O Comité Central delibera:
  • Atribuir ao Grupo Parlamentar do PAIGC uma quota suplementar que permita enquadrar a participação no Congresso de todos os deputados dissidentes que queiram reintegrar-se, passando o mesmo de 6 para 17 delegados a partir da nomeação do Dr. Augusto Olivais ao cargo de Primeiro-Ministro à luz do Acordo de Conakry;
  • Estabelecer que o número total de delegados ao IX Congresso Ordinário não ultrapasse os 1261, cuja distribuição pelas diferentes estruturas do Partido será objecto de análise da Comissão Permanente do Bureau Político que fica assim encarregue de apresentar a lista final para efeito de aprovação e decisão do próximo Comité Central Extraordinário.

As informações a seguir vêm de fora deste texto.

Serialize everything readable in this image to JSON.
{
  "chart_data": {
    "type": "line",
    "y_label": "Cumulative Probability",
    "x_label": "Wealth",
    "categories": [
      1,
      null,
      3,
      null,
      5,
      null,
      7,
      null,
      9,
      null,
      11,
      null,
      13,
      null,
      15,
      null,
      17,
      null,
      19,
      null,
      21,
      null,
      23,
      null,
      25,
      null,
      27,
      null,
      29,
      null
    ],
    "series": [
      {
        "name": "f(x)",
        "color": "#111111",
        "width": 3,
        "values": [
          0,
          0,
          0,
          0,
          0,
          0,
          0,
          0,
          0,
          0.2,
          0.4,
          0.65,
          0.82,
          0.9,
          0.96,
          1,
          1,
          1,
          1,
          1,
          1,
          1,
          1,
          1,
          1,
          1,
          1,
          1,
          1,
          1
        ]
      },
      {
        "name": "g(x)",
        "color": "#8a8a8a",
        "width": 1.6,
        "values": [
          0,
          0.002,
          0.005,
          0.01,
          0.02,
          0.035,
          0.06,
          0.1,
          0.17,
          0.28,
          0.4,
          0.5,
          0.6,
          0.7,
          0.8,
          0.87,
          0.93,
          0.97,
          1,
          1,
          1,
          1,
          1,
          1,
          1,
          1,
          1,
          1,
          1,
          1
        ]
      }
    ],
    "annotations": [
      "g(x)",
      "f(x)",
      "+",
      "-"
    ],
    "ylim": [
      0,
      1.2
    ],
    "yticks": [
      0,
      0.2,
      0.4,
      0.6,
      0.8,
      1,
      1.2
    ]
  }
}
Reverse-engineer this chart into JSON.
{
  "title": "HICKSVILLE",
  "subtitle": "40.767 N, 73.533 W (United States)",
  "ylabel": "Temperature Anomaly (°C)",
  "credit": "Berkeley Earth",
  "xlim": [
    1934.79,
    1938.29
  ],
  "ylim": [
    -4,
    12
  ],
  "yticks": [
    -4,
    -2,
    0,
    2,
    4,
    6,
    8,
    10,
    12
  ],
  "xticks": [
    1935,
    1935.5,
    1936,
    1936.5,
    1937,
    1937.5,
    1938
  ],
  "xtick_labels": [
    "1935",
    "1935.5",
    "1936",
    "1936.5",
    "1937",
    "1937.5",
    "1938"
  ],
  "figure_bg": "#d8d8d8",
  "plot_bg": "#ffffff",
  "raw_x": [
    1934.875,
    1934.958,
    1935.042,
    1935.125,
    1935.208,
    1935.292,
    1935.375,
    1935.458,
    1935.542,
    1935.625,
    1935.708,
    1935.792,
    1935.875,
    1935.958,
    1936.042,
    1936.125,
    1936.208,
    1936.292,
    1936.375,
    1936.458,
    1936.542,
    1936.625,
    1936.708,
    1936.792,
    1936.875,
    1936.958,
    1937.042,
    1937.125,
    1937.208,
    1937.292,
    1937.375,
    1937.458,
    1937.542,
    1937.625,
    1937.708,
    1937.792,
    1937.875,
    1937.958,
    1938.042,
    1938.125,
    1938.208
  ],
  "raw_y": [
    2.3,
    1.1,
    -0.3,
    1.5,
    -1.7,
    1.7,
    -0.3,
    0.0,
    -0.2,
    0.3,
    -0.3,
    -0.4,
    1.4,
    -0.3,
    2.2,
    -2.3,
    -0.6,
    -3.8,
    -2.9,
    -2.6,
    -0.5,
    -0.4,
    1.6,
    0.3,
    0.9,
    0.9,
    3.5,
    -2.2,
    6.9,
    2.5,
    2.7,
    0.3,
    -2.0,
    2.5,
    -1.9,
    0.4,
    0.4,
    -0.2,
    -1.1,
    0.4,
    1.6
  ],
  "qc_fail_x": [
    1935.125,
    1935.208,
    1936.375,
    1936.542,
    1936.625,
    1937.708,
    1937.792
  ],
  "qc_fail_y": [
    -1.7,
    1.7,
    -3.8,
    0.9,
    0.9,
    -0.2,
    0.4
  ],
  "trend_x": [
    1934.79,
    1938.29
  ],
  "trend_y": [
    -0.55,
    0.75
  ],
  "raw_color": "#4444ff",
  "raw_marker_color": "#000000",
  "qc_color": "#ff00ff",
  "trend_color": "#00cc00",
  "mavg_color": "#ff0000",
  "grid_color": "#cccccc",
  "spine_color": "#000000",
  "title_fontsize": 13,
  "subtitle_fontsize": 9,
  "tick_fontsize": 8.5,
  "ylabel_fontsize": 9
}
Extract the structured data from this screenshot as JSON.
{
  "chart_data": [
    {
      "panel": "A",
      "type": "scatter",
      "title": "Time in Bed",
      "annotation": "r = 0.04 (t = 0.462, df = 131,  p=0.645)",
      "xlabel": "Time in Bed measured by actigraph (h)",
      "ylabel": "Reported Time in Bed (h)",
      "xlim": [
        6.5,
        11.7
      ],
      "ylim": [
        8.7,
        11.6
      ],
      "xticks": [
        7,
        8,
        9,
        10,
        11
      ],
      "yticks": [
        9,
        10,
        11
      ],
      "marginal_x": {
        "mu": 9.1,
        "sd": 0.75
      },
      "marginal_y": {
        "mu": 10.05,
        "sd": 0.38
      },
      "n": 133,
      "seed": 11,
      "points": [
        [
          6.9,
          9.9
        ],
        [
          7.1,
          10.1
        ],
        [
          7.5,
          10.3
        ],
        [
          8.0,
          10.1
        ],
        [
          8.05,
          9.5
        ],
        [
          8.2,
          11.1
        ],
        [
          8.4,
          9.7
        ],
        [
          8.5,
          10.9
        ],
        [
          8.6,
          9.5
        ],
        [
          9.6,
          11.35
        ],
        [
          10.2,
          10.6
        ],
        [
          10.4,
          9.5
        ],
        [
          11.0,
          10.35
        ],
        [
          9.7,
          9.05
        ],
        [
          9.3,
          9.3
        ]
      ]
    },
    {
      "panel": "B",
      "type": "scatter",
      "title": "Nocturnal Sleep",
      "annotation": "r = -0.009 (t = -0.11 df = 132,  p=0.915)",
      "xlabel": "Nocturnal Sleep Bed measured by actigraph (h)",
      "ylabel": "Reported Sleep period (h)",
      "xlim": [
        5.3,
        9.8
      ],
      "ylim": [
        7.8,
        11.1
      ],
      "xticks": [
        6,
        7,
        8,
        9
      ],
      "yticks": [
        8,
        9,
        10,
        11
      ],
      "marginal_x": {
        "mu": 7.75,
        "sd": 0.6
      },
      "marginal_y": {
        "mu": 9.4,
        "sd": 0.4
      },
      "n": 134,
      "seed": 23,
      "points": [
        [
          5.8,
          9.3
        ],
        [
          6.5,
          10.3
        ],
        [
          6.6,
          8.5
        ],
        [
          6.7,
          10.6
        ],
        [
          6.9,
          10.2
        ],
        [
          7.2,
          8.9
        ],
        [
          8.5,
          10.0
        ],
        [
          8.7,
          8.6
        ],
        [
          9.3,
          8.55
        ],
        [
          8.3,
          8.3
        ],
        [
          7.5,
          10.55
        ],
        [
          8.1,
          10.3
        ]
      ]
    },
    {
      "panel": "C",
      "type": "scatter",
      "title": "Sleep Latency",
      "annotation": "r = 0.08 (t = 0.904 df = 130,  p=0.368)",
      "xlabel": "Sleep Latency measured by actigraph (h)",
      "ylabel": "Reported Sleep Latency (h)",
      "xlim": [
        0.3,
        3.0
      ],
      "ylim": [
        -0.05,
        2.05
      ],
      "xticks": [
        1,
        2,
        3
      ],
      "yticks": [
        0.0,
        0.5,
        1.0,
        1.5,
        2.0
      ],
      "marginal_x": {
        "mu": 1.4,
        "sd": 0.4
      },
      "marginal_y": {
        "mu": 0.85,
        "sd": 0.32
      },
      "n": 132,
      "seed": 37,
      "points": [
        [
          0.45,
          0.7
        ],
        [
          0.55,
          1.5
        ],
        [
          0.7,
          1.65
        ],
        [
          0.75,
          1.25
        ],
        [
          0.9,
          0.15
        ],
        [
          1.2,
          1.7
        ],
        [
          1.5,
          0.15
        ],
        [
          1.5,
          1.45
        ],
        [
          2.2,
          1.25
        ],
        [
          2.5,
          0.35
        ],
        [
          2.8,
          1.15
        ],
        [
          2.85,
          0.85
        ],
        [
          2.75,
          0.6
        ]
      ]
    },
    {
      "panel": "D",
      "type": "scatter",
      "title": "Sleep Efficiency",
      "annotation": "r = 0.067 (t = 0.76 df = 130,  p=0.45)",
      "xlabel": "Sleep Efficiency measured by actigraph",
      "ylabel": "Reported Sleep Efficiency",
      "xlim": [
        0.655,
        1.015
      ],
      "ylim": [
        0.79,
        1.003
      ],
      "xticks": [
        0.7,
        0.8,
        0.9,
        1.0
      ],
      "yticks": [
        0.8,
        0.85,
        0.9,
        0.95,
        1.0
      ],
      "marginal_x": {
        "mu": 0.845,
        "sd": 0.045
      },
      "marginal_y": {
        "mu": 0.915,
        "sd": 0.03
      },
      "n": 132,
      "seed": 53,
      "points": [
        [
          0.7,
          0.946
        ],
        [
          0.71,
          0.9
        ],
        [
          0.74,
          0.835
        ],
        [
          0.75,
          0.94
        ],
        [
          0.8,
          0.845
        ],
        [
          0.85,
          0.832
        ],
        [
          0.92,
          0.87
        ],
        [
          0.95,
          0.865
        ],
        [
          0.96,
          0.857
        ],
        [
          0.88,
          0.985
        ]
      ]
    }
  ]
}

  • Felicitar as Regiões de Quinara e Tombali pelo cumprimento pleno das orientações relativas ao equilíbrio de género na escolha de delegados ao IX Congresso Ordinário do PAIGC.
  • Apelar às outras regiões do país para a necessidade de observarem sempre o equilíbrio de género e da faixa etária, devendo para esse efeito, serem cada vez mais reforçadas as acções de sensibilização, informação, comunicação das estruturas do Partido sobre a camada feminina e jovens.
  • Felicitar a forma abrangente e transversal, bem como a brilhante concepção como o Relatório do Comité Central ao IX Congresso Ordinário do PAIGC foi elaborado, tratando com clareza as actividades e os factos ocorridos do VIII ao IX Congresso, sem deixar de fazer uma projecção para os grandes desafios que se aproximam, tornando-se assim, num importante documento de análise e de estudo, que situa o Partido na sua linha ideológica e dentro dos seus princípios básicos, desenhando com clareza e objectividade o PAIGC de futuro;
  • Mandatar o Camarada Presidente do Partido a apresentar ao IX Congresso Ordinário do PAIGC o Relatório do Comité Central aprovado por unanimidade pelos 183 membros presentes nesta reunião ordinária do órgão;
  • Aprovar o Guião do IX Congresso Ordinário do PAIGC;
  • Aprovar uma Moção de Felicitações e Reconhecimento ao Presidente do PAIGC;
  • Dirigir uma Mensagem de Condolências e de Pesar aos familiares das vítimas do acidente de viação no trajeto Bissau – Quinhamel;
  • Lamentar profundamente o falecimento do Comandante Malam Nuno Seidi, um destacado Combatente da Liberdade da Pátria e endereçar à família enlutada os sentimentos de pesar e consternação.
  • Finalmente, felicitar a qualidade, a forma responsável e eficiente, como decorreu a reunião do Comité Central, permitindo conferir aos seus trabalhos qualidade e elevação, factos que demonstraram de uma forma clara e disciplinada o atual momento de unidade, civismo e coesão que se vive no seio do PAIGC.